Understanding async code in C#5

A technical deep-dive by Clive Tong

Now C#5 has arrived .NET Reflector’s technical lead Clive explains how async code works, and why you need it.

Clive’s been leading the effort to make sure .NET Reflector can accurately decompile asynchronous code so that you can start investigating C#5 code right away.

The problems async solves

Just understanding how async actually works at the front end is no mean feat, and when you bear in mind that we’re juggling up to 3 different compilers, it’s been a fascinating challenge.

Before we dive in, it’s worth grounding ourselves first. Let’s start with a quick look at what async is designed for, and then we’ll take a deeper dive into the nuts and bolts, and how they apply to us.

Async is designed to solve a problem that every developer has run into when writing a GUI application – GUI locking & freezing. Most windowing libraries avoid the need to take locks by having all of the GUI code run on a single thread, with this thread using some kind of mailbox to prevent asynchronous message arrival.

We obviously want to prevent asynchronous message arrival because, when the string of a TextBox is being updated to “fred”, we don’t want to get a message telling us to update it to “joe” while we are still in the middle of processing the change to “fred”. The key to this enforcement of linear processing is that the GUI is only going to respond to user interaction if the single GUI-owned thread is available to do processing of incoming events.
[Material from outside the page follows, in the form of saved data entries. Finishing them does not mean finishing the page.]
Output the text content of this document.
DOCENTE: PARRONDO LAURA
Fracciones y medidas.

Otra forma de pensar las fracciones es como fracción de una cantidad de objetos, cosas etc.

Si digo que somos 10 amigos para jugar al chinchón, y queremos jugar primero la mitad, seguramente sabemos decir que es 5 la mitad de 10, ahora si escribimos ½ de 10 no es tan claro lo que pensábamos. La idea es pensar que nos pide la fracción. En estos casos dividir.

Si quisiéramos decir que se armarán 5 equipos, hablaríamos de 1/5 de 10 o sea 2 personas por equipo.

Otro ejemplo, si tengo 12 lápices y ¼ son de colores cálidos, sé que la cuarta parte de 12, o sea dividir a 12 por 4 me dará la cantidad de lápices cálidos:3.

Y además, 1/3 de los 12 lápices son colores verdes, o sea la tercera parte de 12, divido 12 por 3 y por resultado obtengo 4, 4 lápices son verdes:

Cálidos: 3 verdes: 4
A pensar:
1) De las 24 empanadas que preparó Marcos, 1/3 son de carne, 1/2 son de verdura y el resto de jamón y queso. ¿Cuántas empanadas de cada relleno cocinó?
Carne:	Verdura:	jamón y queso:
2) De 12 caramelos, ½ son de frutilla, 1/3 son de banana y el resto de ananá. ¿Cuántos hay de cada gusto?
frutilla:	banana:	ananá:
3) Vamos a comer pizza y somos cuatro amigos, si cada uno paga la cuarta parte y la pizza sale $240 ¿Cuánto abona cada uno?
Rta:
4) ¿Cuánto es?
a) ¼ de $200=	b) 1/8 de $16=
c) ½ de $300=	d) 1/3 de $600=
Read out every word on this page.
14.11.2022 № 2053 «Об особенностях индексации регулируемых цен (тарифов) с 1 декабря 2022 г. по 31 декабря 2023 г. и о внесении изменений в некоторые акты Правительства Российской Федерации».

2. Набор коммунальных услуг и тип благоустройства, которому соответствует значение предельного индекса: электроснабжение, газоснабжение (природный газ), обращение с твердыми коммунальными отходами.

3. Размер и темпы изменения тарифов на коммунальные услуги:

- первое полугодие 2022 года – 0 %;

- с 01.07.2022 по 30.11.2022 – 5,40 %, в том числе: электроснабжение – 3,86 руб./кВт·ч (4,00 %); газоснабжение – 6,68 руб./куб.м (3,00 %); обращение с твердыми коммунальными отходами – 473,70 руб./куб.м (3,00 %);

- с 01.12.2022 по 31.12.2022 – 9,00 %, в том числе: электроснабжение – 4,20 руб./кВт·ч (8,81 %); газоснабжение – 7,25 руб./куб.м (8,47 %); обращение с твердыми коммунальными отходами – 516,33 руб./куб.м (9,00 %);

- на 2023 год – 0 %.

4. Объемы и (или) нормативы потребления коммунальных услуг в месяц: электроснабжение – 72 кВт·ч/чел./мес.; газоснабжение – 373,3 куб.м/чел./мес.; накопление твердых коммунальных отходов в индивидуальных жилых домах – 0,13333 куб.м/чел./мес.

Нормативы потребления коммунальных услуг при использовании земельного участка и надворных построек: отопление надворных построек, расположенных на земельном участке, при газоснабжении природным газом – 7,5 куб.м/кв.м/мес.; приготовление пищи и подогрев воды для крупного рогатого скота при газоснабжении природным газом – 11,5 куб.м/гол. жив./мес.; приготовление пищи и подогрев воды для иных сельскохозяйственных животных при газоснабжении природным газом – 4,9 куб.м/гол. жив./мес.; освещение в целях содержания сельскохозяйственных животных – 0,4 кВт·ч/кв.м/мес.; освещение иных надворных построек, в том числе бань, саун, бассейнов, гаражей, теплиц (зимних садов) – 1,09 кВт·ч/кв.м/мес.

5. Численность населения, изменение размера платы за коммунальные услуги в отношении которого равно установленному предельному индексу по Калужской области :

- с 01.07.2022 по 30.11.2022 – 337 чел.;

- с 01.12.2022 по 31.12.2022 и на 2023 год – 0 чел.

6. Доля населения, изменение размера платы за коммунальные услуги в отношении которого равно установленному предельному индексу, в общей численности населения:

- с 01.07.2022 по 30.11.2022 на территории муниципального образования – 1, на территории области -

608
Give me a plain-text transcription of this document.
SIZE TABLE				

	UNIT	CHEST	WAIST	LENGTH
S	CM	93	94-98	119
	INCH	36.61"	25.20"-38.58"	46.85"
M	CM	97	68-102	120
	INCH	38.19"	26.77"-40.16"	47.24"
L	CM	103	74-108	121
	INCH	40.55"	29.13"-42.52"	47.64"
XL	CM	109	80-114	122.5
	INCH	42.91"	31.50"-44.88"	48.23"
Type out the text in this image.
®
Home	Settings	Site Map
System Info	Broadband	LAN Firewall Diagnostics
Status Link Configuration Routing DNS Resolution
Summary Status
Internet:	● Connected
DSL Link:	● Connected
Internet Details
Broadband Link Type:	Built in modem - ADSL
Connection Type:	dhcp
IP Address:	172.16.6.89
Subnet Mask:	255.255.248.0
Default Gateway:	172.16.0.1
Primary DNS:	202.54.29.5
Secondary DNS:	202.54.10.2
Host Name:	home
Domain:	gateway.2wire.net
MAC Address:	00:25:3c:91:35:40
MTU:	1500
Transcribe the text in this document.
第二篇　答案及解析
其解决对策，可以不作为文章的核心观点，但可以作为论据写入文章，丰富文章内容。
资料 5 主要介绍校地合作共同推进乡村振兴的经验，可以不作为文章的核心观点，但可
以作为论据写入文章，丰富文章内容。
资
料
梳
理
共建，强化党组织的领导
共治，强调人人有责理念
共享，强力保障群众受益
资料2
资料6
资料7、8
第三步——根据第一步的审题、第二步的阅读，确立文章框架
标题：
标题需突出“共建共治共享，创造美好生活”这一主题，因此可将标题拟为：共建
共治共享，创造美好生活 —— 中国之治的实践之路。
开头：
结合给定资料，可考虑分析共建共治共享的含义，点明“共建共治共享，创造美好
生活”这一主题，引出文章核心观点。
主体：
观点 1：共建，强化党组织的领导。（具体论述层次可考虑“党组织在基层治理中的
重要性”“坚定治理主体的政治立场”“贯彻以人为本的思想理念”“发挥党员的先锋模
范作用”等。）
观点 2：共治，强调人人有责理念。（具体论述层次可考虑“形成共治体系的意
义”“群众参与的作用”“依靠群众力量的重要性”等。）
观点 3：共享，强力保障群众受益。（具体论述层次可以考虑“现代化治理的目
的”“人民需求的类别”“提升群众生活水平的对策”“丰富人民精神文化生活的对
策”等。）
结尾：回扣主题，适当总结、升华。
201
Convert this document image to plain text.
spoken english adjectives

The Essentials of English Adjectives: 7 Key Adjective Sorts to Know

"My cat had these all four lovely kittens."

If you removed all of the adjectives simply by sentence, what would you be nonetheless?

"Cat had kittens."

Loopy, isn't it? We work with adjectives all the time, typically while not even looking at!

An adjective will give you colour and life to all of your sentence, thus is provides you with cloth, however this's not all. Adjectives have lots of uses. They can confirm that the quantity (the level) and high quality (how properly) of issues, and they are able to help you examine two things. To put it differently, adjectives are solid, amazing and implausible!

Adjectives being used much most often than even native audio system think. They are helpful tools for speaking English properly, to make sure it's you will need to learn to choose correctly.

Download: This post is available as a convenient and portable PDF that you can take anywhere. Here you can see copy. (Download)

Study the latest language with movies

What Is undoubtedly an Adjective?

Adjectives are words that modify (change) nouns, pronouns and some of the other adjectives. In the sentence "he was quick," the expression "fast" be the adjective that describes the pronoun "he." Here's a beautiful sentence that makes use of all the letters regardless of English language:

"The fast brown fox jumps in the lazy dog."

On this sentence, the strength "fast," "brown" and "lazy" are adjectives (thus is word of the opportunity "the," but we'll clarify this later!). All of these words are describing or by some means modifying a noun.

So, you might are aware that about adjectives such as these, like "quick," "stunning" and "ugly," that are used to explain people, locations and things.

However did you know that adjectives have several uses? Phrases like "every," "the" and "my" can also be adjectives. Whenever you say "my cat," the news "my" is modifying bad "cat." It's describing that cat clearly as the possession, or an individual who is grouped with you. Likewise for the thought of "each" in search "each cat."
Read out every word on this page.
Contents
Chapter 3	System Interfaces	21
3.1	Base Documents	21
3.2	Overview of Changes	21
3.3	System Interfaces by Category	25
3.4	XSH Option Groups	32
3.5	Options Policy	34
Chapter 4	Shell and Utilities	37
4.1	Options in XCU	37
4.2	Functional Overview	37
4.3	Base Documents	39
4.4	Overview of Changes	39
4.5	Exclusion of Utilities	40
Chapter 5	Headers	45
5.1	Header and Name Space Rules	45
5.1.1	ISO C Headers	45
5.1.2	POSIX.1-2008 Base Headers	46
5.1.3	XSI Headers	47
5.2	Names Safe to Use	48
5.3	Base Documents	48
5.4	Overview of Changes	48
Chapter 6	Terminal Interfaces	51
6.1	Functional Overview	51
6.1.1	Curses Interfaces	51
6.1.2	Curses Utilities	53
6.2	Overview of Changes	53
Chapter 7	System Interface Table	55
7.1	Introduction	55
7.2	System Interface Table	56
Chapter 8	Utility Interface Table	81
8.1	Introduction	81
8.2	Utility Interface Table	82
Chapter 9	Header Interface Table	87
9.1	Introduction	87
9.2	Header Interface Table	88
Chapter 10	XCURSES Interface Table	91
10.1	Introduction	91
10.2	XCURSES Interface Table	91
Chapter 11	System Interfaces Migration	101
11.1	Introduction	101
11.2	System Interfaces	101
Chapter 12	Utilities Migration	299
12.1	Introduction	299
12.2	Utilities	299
If we need to do a blocking operation, like hitting a web service, and we do it on the GUI-owned thread, then the GUI is going to feel dead, with screen updates and actions not having any effect until the blocking operation finishes.

This is unacceptable, particularly on touch controlled devices, where the feedback has to be quick to be effective. Visiting some sites on my iPhone’s web browser can be painful, as I often touch to cause some kind of action, but then find that Safari is still busy processing the page. Frustratingly, this leaves me in a state where I don’t know if Safari is going to do something when it gets less busy, or whether my earlier interaction has just been ignored. WinRT is going to be designed for touch from day one, and its designers have apparently paid careful attention to existing touch Operating Systems, and learned some valuable lessons. As a result, WinRT requires all operations that are going to take more than 50 milliseconds to offer an asynchronous version (and, in lots of cases, only an asynchronous version), as a means of keeping the user experience of Metro applications slick and intuitive. The question then becomes how to make it easy for developers to use this new functionality.

New tricks

In the past we’ve been able to defer work to a later point in time by capturing the context as a closure, passing this closure to some object that is responsible for doing the wait, and then having that closure called when the code should continue running. This continuation-passing style makes the code very complicated to read, and makes it very hard to follow the control flow of the code.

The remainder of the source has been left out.